The main treatment options for Stage IVB cervical cancer include radiation therapy, sometimes combined with chemotherapy. Radiation therapy can help shrink tumors and alleviate symptoms. Chemotherapy usually includes a platinum-based drug like cisplatin or carboplatin, often combined with other drugs such as paclitaxel, gemcitabine, or topotecan. These combinations are designed to target and destroy cancer cells throughout the body.

In addition to standard chemotherapy, targeted therapies like bevacizumab (Avastin), immunotherapy with pembrolizumab (Keytruda), or the targeted drug tisotumab vedotin-tftv (Tivdak) may also be considered. Clinical trials are ongoing to explore new combinations of chemotherapy drugs and experimental treatments to further improve outcomes for patients with Stage IVB cervical cancer.

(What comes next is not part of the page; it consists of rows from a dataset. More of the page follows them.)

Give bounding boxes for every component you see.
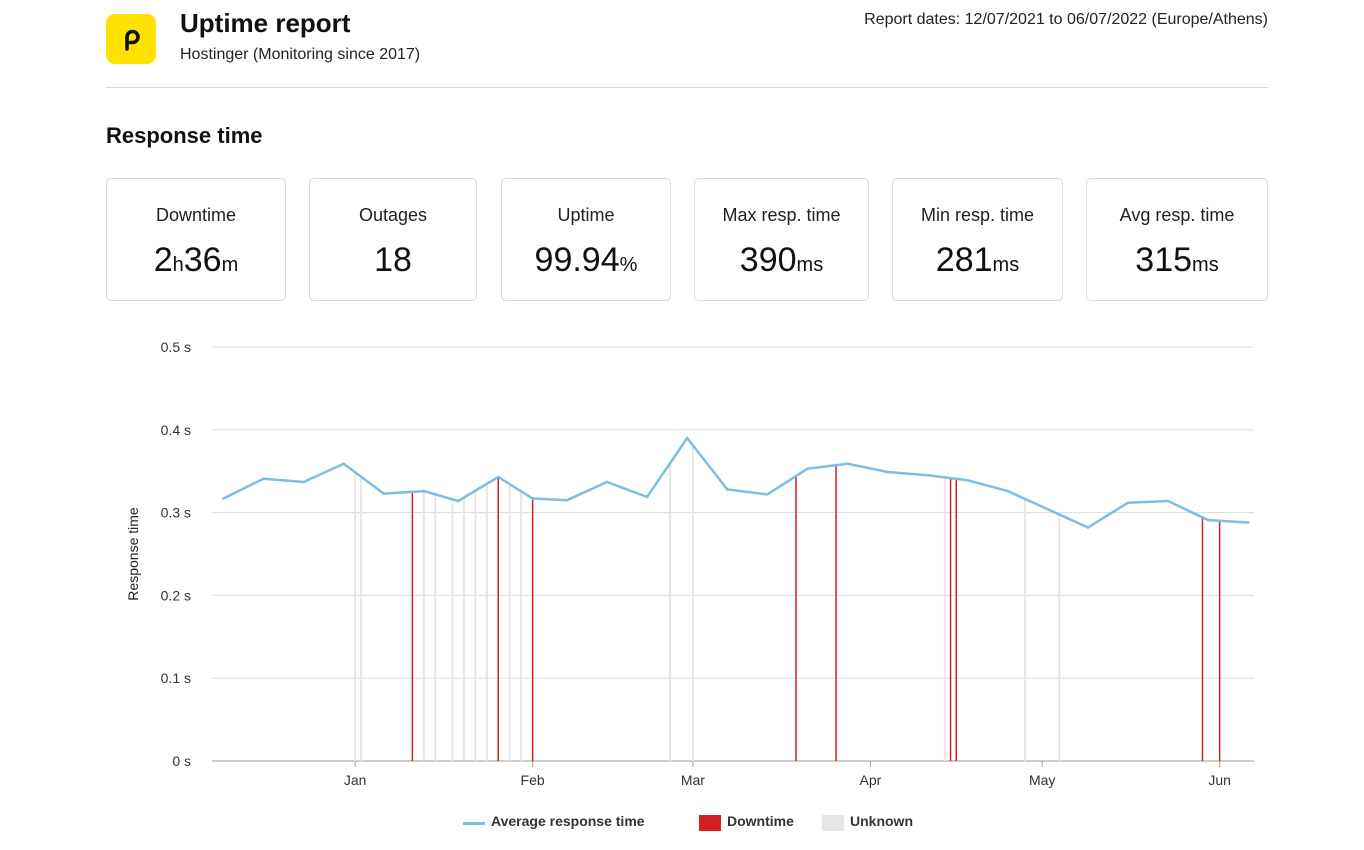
- legend-label-average-response-time[interactable]: Average response time: [491, 813, 645, 829]
- stat-label: Avg resp. time: [1119, 205, 1235, 225]
- x-tick-label: Jun: [1208, 772, 1231, 788]
- y-tick-label: 0.4 s: [161, 422, 191, 438]
- y-axis-title: Response time: [125, 507, 141, 601]
- response-time-point: [1246, 521, 1250, 524]
- section-title: Response time: [106, 123, 263, 148]
- response-time-point: [806, 467, 809, 471]
- response-time-point: [531, 497, 534, 500]
- x-tick-label: Jan: [344, 772, 367, 788]
- response-time-point: [685, 436, 689, 440]
- stat-unit: ms: [992, 254, 1020, 276]
- y-tick-label: 0.2 s: [161, 587, 191, 603]
- legend-swatch-average-response-time: [463, 822, 485, 825]
- response-time-point: [1046, 507, 1050, 511]
- stat-number: 390: [739, 241, 797, 279]
- stat-label: Uptime: [557, 205, 615, 225]
- stat-label: Min resp. time: [920, 205, 1035, 225]
- stat-unit: ms: [796, 254, 824, 276]
- response-time-point: [846, 462, 849, 466]
- response-time-point: [605, 480, 609, 484]
- response-time-point: [342, 462, 345, 466]
- stat-value: 390ms: [695, 241, 868, 280]
- x-tick-label: Feb: [521, 772, 545, 788]
- response-time-point: [1086, 526, 1090, 529]
- x-tick-label: May: [1029, 772, 1055, 788]
- stat-unit-hours: h: [172, 254, 184, 276]
- response-time-point: [1206, 518, 1210, 522]
- stat-number: 99.94: [534, 241, 620, 279]
- x-tick-label: Apr: [860, 772, 882, 788]
- stat-number: 315: [1135, 241, 1193, 279]
- report-dates: Report dates: 12/07/2021 to 06/07/2022 (…: [864, 11, 1268, 28]
- stat-number: 18: [374, 241, 412, 279]
- stat-value: 99.94%: [502, 241, 670, 280]
- response-time-point: [302, 480, 305, 484]
- response-time-chart: 0 s 0.1 s 0.2 s 0.3 s 0.4 s 0.5 s Jan Feb Mar Apr…: [125, 339, 1254, 788]
- response-time-point: [422, 489, 426, 493]
- legend-label-unknown[interactable]: Unknown: [850, 813, 913, 829]
- response-time-point: [496, 475, 500, 479]
- response-time-point: [886, 470, 889, 474]
- y-tick-label: 0 s: [172, 753, 191, 769]
- stat-card-downtime: Downtime 2h36m: [106, 178, 286, 301]
- stat-label: Max resp. time: [722, 205, 841, 225]
- response-time-point: [1126, 501, 1130, 504]
- stat-unit: ms: [1192, 254, 1219, 276]
- page-title: Uptime report: [180, 8, 351, 38]
- legend-swatch-downtime: [699, 815, 721, 831]
- response-time-point: [456, 499, 460, 503]
- y-tick-label: 0.3 s: [161, 505, 191, 521]
- stat-value: 315ms: [1087, 241, 1267, 280]
- response-time-point: [382, 492, 386, 495]
- stat-card-uptime: Uptime 99.94%: [501, 178, 671, 301]
- p-logo-icon: [106, 14, 156, 64]
- stat-value-hours: 2: [153, 241, 173, 279]
- legend-label-downtime[interactable]: Downtime: [727, 813, 794, 829]
- stat-card-max-resp-time: Max resp. time 390ms: [694, 178, 869, 301]
- response-time-point: [565, 498, 569, 502]
- stat-label: Downtime: [155, 205, 237, 225]
- stat-value: 281ms: [893, 241, 1062, 280]
- p-logo-glyph: [125, 29, 140, 51]
- response-time-point: [262, 477, 265, 480]
- header-divider: [106, 87, 1268, 88]
- response-time-point: [645, 495, 649, 499]
- average-response-time-line: [222, 436, 1249, 529]
- stat-label: Outages: [358, 205, 428, 225]
- stat-unit: %: [619, 254, 638, 276]
- y-tick-label: 0.1 s: [161, 670, 191, 686]
- response-time-point: [766, 493, 769, 496]
- stat-unit-minutes: m: [221, 254, 239, 276]
- stat-value-minutes: 36: [183, 241, 222, 279]
- stat-card-outages: Outages 18: [309, 178, 477, 301]
- response-time-point: [1166, 499, 1170, 503]
- response-time-point: [222, 497, 225, 500]
- legend-swatch-unknown: [822, 815, 844, 831]
- stat-card-min-resp-time: Min resp. time 281ms: [892, 178, 1063, 301]
- y-tick-label: 0.5 s: [161, 339, 191, 355]
- response-time-point: [1006, 489, 1010, 493]
- response-time-point: [926, 474, 929, 477]
- stat-number: 281: [935, 241, 993, 279]
- response-time-point: [725, 488, 729, 491]
- page-subtitle: Hostinger (Monitoring since 2017): [180, 46, 421, 63]
- stat-value: 2h36m: [107, 241, 285, 280]
- x-tick-label: Mar: [681, 772, 705, 788]
- stat-value: 18: [310, 241, 476, 280]
- stat-card-avg-resp-time: Avg resp. time 315ms: [1086, 178, 1268, 301]
- response-time-point: [966, 479, 970, 482]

Cervical cancer in Pregnant Women

Cervical cancer in pregnant women is rare but can happen, especially in early stages like stage I. Doctors decide on treatment based on factors such as tumor size, if nearby lymph nodes are affected, how far along the pregnancy is, and the type of cancer.

For very early cancers, like stage IA, it’s usually safe to finish the pregnancy and start treatment after giving birth. Treatments could include surgery to remove the cancerous tissue, like a hysterectomy, radical trachelectomy, or cone biopsy.

If the cancer is stage IB or higher, the decision to continue the pregnancy depends on the situation. Treatment might involve a radical hysterectomy, radiation, or sometimes chemotherapy during the second or third trimester to shrink the tumor.

If continuing the pregnancy, the baby is usually delivered by cesarean section when it can survive outside the womb. More advanced cancers may need immediate treatment to ensure the best outcomes for both the mother and baby.

Also Read: Immunotherapy for Stage 4 Cervical Cancer

Conclusion

Understanding the stages of cervical cancer is crucial for tailoring effective treatment plans. From early-stage options like cone biopsy or radical hysterectomy to advanced chemoradiation therapies for Stage IVB, each approach aims to maximize outcomes while considering fertility preservation and individual health factors. Treatment decisions are nuanced, involving multidisciplinary discussions to address the specific characteristics of the cancer and the patient’s preferences. Ongoing research and clinical trials continue to expand treatment possibilities, promising improved outcomes and better quality of life for those affected by cervical cancer.